Columna de Héctor Soto: Son solo películas

Robert de Niro en el rol de Travis Bickle, en Taxi Driver (1976), ganadora de la Palma de Oro en el Festival de Cannes.

Las películas siguen emplazando como siempre, pero ahora lo hacen en segmentos cada vez más específicos.


Quizás nunca como en estos días de reclusión obligada habíamos visto tanta película. Nunca como ahora, sin embargo, el cine había estado tan ausente e invisibilizado. Ha tenido que venir una pandemia para confirmar que el séptimo arte es un fenómeno social no tanto por la amplitud de su convocatoria -salas enormes, plateas llenas, colas abrumadoras en los días de estreno o los fines de semana- sino más bien por su capacidad para instalar mitos, ficciones y conversaciones comunes en sectores más o menos amplios de la sociedad. Atracción fatal y la infidelidad, Titanic y la soberbia de la técnica, El padrino y la fatalidad del poder. Ahora, cuando todos estamos viendo títulos distintos desde diferentes soportes (del cable a YouTube, del streaming al pirateo), la experiencia fílmica ha quedado prácticamente capturada por la esfera de la intimidad. Es curioso: la variedad, la diversidad y la amplitud del catálogo al alcance de cualquiera es tal que, aun entre los cinéfilos, la densidad de la conversación fílmica, lejos de enriquecerse, se ha empobrecido. Hay más trivia desde luego. Pero el balance no es bueno en términos de contenido.

No menos que para la hotelería o los restaurantes, la pandemia ha sido igualmente cruel con la industria exhibidora. ¿Cuánto va a durar esto? ¿Tres meses más, por lo bajo, seis o más bien un año? ¿Aguantará tanto el sector? Nadie lo sabe y no hay por qué descartar que esta sea una de aquellas industrias a las cuales la emergencia actual transformará para siempre.

De hecho, siendo realistas, habría que reconocer que los cambios comenzaron hace rato. De hecho a estas alturas ver películas es una experiencia cada vez menos asociada al hecho de ir al cine.
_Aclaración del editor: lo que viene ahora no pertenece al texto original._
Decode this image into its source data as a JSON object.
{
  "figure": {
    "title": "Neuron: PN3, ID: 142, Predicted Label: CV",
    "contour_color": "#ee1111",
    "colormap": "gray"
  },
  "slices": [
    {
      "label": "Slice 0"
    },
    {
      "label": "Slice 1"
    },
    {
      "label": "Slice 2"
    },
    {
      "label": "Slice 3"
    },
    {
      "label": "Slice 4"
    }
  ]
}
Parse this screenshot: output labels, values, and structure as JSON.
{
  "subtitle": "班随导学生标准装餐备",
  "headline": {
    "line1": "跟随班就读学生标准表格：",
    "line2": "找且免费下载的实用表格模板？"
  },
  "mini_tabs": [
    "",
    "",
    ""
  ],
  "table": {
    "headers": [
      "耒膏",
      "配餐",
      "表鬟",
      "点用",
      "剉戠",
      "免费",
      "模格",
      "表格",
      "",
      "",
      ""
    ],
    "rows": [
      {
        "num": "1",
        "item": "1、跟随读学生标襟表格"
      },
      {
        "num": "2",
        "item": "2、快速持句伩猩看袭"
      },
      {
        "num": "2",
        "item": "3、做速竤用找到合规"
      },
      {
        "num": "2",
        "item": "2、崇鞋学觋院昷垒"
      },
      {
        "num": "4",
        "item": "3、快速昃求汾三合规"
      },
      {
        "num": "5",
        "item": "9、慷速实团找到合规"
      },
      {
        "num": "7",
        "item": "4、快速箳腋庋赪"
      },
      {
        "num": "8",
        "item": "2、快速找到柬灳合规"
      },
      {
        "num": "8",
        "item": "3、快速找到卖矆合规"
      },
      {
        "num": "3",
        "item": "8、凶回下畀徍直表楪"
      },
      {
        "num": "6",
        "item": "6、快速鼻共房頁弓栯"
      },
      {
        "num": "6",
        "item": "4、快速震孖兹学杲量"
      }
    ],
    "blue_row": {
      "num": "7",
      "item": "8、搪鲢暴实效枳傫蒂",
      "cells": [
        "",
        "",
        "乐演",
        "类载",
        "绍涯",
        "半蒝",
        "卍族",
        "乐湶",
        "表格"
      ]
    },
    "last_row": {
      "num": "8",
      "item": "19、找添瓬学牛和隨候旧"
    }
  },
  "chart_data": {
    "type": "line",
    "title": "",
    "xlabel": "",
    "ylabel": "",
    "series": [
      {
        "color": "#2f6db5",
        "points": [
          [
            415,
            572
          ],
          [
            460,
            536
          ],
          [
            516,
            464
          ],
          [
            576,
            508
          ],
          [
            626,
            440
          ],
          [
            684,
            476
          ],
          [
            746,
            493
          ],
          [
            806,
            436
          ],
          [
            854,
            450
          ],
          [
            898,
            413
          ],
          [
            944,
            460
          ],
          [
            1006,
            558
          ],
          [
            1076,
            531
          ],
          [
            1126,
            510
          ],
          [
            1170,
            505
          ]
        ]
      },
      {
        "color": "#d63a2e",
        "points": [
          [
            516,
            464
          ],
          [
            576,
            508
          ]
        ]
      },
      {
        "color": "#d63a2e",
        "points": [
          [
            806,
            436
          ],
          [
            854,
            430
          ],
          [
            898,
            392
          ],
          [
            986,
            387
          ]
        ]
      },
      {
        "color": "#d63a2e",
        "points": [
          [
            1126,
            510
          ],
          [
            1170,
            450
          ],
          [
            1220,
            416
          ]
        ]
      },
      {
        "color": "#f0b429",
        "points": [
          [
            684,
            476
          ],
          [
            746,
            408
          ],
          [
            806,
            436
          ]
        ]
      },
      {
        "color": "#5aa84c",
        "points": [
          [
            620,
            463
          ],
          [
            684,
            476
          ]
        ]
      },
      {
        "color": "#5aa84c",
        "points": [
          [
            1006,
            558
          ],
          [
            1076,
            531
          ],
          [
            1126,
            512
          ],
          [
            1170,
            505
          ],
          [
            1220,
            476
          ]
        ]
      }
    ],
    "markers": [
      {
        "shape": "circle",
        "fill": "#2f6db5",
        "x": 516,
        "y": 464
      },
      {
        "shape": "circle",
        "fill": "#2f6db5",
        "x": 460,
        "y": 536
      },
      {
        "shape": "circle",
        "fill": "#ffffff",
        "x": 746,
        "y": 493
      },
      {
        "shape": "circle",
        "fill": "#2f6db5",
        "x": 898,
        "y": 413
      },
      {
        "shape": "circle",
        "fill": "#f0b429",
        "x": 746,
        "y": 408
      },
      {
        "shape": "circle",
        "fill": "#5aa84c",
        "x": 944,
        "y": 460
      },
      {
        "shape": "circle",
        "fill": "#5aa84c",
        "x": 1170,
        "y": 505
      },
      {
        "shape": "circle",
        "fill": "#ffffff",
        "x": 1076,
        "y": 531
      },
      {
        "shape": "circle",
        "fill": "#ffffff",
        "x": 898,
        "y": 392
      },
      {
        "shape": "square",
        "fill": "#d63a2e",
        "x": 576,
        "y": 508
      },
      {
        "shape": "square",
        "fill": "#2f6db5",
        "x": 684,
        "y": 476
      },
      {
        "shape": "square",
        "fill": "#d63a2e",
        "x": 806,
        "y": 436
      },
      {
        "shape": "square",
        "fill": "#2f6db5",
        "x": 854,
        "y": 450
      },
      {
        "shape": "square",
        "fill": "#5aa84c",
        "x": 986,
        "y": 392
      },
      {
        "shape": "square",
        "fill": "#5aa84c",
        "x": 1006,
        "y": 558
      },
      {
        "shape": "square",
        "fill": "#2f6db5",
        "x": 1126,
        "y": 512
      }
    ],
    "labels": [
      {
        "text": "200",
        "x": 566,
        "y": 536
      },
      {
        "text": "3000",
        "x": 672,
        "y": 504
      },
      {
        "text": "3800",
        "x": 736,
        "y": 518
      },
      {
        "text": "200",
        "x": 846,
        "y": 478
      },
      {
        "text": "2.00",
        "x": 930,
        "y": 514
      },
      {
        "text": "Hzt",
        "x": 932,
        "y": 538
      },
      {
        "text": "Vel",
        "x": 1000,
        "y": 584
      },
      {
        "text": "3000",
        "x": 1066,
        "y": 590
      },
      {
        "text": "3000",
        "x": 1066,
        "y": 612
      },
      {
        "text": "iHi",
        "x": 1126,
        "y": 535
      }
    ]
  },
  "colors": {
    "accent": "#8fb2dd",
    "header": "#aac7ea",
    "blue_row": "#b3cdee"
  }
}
Consumimos mucho más material que antes; sin embargo, en algún sentido, ese material nos marca menos. Las nuevas generaciones no tienen nada parecido a Lo que el viento se llevó, a Rebelde sin causa, a La dolce vita o a Taxi Driver. Tampoco quieren tenerlo, probablemente. El cine ya no es lo que era. Tranquilo, dirían: son solo películas.

Esa actitud ya es en sí reveladora. Las películas siguen emplazando como siempre -entreteniendo, emocionando, convenciendo o aburriendo- pero ahora lo hacen en segmentos cada vez más específicos y acotados: la película ininteligible y de vanguardia, la secuela de una franquicia que alguna vez fue atrevida y original, la comedia que le da otra vuelta de tuerca a la consabida fórmula de chica conoce a chico, la historia de terror que pone sus personajes en una estación espacial abandonada, la cinta de guerra que Sam Mendes filma en un solo plano tal como pudo haberla dirigido parándose en un solo pie. Qué va: son solo películas.

Esa actitud es reveladora y no es tan reciente como parece. En el cine de Tarantino, por ejemplo, ya estaba presente. Y estaba muy asociada a un cierto cinismo en el manejo de los códigos cinematográficos del cine clásico. Como realizador, Tarantino siempre tuvo algo de impostor. Supo valerse de la tradición del cine clásico en parte para apelar a las emociones y en parte para burlarse de su legado. Sí, son solo películas. Pero al mismo tiempo, desde su prisma, estaba también diciendo que son nada menos que películas. Ese doble juego, que a veces se ve como muy moderno, en realidad ya no lo es tanto. Hubo una época -al comienzo de su carrera, en Perros de la calle, incluso en Pulp Fiction- en que Tarantino parecía un cineasta rupturista. Ahora se lo ve en cambio como un realizador casi tradicionalista, muy siglo XX. Tal vez sea porque es de los últimos cineastas que considera -por decirlo así- que fuera del cine no hay salvación. Y porque hoy se cuentan con los dedos de la mano los directores que comparten esa fe.